Eighteen staff members from a ward at Altnagelvin Hospital in Londonderry are currently off work as a result of a Covid-19 outbreak.
The Western Health Trust has confirmed to the BBC that three members of staff on ward 40 have tested positive.
Another 15 are currently off work and self-isolating as a precautionary measure.
The trust said all 23 patients on the ward have been tested and there are currently no positive cases.
Ward 40 at the hospital provides rehabilitation care for elderly stroke victims.
Dr Bob Brown, from the Western Health Trust, said it was "taking all the necessary infection prevention and control measures to protect our patients and staff".
The Department of Health and Public Health Agency "have been informed of the situation", he added.
Meanwhile, 10 members of ambulance staff in Craigavon, County Armagh, have tested positive for Covid-19, the Northern Ireland Ambulance Service has confirmed.
Initially reported in the Belfast Telegraph, the 10 staff members were on a golf trip in the Republic of Ireland.
A further six workers have also been advised to self-isolate.
Northern Ireland Ambulance Service chief executive Michael Bloomfield said none of them were seriously ill.

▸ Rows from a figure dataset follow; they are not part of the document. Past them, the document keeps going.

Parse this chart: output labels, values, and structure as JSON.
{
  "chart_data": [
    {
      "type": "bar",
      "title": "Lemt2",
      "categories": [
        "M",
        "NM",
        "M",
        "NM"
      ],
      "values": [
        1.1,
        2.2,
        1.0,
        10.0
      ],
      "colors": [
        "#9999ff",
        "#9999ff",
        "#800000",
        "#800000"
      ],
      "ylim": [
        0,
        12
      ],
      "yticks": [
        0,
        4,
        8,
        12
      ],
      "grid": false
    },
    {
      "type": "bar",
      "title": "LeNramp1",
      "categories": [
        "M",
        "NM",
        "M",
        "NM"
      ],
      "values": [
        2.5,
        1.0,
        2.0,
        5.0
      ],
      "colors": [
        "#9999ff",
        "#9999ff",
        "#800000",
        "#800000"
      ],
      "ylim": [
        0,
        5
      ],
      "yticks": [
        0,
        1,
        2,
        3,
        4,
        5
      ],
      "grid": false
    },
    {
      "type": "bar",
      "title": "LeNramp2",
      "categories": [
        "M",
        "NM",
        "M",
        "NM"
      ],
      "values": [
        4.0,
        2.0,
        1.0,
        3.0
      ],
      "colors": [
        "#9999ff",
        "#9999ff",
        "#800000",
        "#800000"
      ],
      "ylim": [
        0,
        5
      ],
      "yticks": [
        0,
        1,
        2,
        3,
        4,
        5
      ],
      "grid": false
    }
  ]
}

He told BBC Radio Ulster's Good Morning Ulster programme that Craigavon station had a total staff of 60.
Fifteen of them were on the trip, 12 of whom were ambulance staff and 10 of those had tested positive.
Mr Bloomfield said it was believed the the initial case, which was discovered on 13 September, was contracted through community transmission from a family member.

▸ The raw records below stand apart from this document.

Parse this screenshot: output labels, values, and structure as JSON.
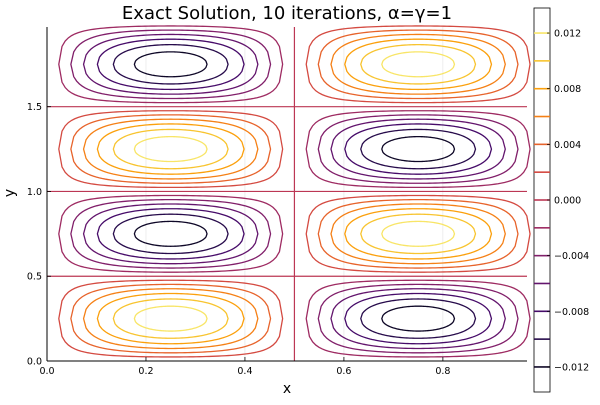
{
  "chart_data": {
    "type": "contour",
    "title": "Exact Solution, 10 iterations, α=γ=1",
    "xlabel": "x",
    "ylabel": "y",
    "xlim": [
      0.0,
      0.97
    ],
    "ylim": [
      0.0,
      1.97
    ],
    "xticks": [
      0.0,
      0.2,
      0.4,
      0.6,
      0.8
    ],
    "xtick_labels": [
      "0.0",
      "0.2",
      "0.4",
      "0.6",
      "0.8"
    ],
    "yticks": [
      0.0,
      0.5,
      1.0,
      1.5
    ],
    "ytick_labels": [
      "0.0",
      "0.5",
      "1.0",
      "1.5"
    ],
    "grid": true,
    "function": "A · sin(2πx) · sin(2πy)",
    "amplitude": 0.0134,
    "levels": [
      -0.012,
      -0.01,
      -0.008,
      -0.006,
      -0.004,
      -0.002,
      0.0,
      0.002,
      0.004,
      0.006,
      0.008,
      0.01,
      0.012
    ],
    "colorbar": {
      "range": [
        -0.0138,
        0.0138
      ],
      "ticks": [
        0.012,
        0.008,
        0.004,
        0.0,
        -0.004,
        -0.008,
        -0.012
      ],
      "tick_labels": [
        "0.012",
        "0.008",
        "0.004",
        "0.000",
        "−0.004",
        "−0.008",
        "−0.012"
      ],
      "colormap": "inferno"
    },
    "cells": [
      {
        "x_center": 0.25,
        "y_center": 0.25,
        "sign": "positive"
      },
      {
        "x_center": 0.75,
        "y_center": 0.25,
        "sign": "negative"
      },
      {
        "x_center": 0.25,
        "y_center": 0.75,
        "sign": "negative"
      },
      {
        "x_center": 0.75,
        "y_center": 0.75,
        "sign": "positive"
      },
      {
        "x_center": 0.25,
        "y_center": 1.25,
        "sign": "positive"
      },
      {
        "x_center": 0.75,
        "y_center": 1.25,
        "sign": "negative"
      },
      {
        "x_center": 0.25,
        "y_center": 1.75,
        "sign": "negative"
      },
      {
        "x_center": 0.75,
        "y_center": 1.75,
        "sign": "positive"
      }
    ],
    "zero_lines": {
      "x": [
        0.5
      ],
      "y": [
        0.5,
        1.0,
        1.5
      ]
    }
  }
}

"As a result of the staff being away together that's how it happened and it highlights how contagious the virus is," he said.
Mr Bloomfield said he was confident none of the affected staff had had patient contact.
"The fact that there are a higher number of people currently unable to work in Craigavon, it does mean we are grateful that we can bring in staff from other areas."
Mr Bloomfield highlighted how "challenging a time" the last six months had been and his staff had "worked exceptionally hard and needed down time".
He said the staff involved were getting occupational health support and assuming they had no more symptoms, they will all be back at work in the next few days.
Nigel Ruddell, medical director of the Northern Ireland Ambulance Service, said there was no doubt some response times have been affected.
"As always we put our efforts into making sure that we respond to the most serious emergencies first and foremost, we aim always to get to the sickest patients the quickest," he said.
"Patients with lower-grade emergencies, less urgent problems, unfortunately they are the ones who are likely to be affected and upfront I will apologise for any delay to any patient."
The Department of Health reported no further coronavirus-linked deaths on Thursday, with the death toll remaining at 577.
According to the latest figures, 9,950 people have tested positive for Covid-19 in NI since the pandemic began.